Bruno Desthuilliers bdesth.quelquechose at free.quelquepart.fr
Fri Mar 10 21:52:04 EST 2006


Michal Kwiatkowski a écrit :
> Steven Bethard napisał(a):
> 
>>>Is there any method of making descriptors on per-object basis?
>>
>>I'm still not convinced that you actually want to, but you can write
>>your own descriptor to dispatch to the instance object (instead of the
>>type):
> 
> 
> Ok, this works for attributes I know a name of at class definition. What
> about other situations? I could possibly want to have different sets of
> attributes for instances of a class.

Then you want a different class for each different set of attributes.

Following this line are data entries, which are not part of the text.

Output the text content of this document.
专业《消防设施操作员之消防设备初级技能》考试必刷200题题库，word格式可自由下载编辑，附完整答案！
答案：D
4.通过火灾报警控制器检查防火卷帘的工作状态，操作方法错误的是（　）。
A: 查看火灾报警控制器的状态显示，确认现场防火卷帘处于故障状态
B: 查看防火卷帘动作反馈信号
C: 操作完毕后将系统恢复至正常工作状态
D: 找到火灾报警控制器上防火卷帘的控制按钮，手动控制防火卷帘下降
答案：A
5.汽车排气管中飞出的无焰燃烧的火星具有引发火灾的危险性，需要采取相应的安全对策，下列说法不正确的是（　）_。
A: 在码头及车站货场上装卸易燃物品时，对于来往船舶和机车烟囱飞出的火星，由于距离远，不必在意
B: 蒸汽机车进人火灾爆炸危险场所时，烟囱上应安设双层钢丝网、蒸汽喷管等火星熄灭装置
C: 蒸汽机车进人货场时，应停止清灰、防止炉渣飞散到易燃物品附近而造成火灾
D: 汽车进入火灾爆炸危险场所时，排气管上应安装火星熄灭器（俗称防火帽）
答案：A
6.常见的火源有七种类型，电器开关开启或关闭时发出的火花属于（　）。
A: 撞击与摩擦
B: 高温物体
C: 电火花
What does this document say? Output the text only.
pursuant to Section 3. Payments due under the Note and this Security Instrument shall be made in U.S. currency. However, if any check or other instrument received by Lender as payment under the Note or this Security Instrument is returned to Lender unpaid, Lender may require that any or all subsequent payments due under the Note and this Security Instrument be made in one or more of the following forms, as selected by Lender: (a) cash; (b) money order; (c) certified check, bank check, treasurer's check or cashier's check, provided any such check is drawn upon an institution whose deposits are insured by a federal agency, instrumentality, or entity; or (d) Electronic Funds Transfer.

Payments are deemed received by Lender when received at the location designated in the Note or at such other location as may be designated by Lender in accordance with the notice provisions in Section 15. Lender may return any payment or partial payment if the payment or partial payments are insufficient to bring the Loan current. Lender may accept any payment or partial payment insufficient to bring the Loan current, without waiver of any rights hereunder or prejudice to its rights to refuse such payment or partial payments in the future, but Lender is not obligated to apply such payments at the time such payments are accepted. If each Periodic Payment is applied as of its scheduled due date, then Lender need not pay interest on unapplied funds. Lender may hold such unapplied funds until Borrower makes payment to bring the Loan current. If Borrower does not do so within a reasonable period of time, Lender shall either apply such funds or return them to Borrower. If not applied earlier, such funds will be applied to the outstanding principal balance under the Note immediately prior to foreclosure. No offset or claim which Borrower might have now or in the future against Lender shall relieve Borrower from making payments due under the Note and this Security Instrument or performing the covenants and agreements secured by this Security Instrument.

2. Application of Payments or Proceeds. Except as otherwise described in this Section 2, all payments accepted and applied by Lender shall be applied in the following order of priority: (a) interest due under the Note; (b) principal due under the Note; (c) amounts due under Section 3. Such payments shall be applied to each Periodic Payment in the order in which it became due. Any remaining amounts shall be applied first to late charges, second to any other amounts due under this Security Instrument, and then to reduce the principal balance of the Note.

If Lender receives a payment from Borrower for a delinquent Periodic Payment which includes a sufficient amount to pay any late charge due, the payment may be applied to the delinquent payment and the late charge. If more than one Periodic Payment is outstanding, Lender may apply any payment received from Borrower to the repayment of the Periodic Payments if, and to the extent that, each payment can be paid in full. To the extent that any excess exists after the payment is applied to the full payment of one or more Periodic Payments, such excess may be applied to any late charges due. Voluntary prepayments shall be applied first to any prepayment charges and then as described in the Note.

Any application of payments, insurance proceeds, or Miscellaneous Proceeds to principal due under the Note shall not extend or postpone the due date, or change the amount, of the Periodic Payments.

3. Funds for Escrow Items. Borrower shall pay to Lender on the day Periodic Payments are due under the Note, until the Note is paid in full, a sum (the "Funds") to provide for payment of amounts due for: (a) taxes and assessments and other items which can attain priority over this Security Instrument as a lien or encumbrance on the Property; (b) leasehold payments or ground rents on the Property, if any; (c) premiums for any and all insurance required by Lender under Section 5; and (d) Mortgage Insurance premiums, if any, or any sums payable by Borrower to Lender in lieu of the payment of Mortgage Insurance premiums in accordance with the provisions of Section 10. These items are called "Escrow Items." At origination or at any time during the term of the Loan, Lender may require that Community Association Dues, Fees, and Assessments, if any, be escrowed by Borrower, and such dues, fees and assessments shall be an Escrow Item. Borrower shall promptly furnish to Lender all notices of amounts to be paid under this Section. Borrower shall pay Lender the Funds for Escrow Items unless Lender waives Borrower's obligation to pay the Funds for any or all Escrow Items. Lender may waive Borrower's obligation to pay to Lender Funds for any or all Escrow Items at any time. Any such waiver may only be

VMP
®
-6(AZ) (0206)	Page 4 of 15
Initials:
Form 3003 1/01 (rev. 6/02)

> Is it still possible to do? I don't
> also like current solution, as it wraps things around, creating another
> attribute ('_x') in the process. Aren't there any cleaner solutions?
> 
> The problem is I have an instance of a given class (say BaseClass) and I
> want it to implement some attribute accesses as method calls. I'm not a
> creator of this object, so changing definition of BaseClass or
> subclassing it is not an option. 

What you want is delegation. Which is pretty easy with Python, look at 
__getattr__ and __setattr__.

> Code below doesn't work, but shows my
> intention:
> 
> # obj is instance of BaseClass
> def get_x(self):
>     # ...
> def set_x(self, value):
>     # ...
> obj.x = property(get_x, set_x)

class ObjWrapper(object):
   def __init__(self, obj):
     self.obj = obj

  # special case x
  def _get_x(self):
    return self.obj.x

  def _set_x(self, value):
    self.obj.x = value

  x = property(fget=_get_x, fset=_set_x)

  # default lookup, directly delegate to obj
  def __getattr__(self, name):
    return getattr(self.obj, name)

  def __setattr__(self, name, value):
    # this one is a bit more tricky
    # and I don't remember it right now,
    # but it's in the fine manual anyway

obj = ObjWrapper(obj)
obj.x # calls ObjWrapper._get_x()


> Changing __setattr__/__getattr__ of an object also doesn't work for the
> same reason: dictionary lookup is made only in class attributes,
> ommiting object attributes. It's confusing, because writting obj.x and
> obj.__getattribute__('x') gives a different results. There also seems
> not to be any clear way to define methods for objects. Something like:
> 
> class C(object):
>     pass
> 
> def method(self):
>     return self.x
> 
> c = c.x
> c.method = method
> c.method() # => AttributeError

import types
c.method = types.MethodType(method, c, c.__class__)

> So another question arise. Is it possible to make function a method (so
> it will receive calling object as first argument)?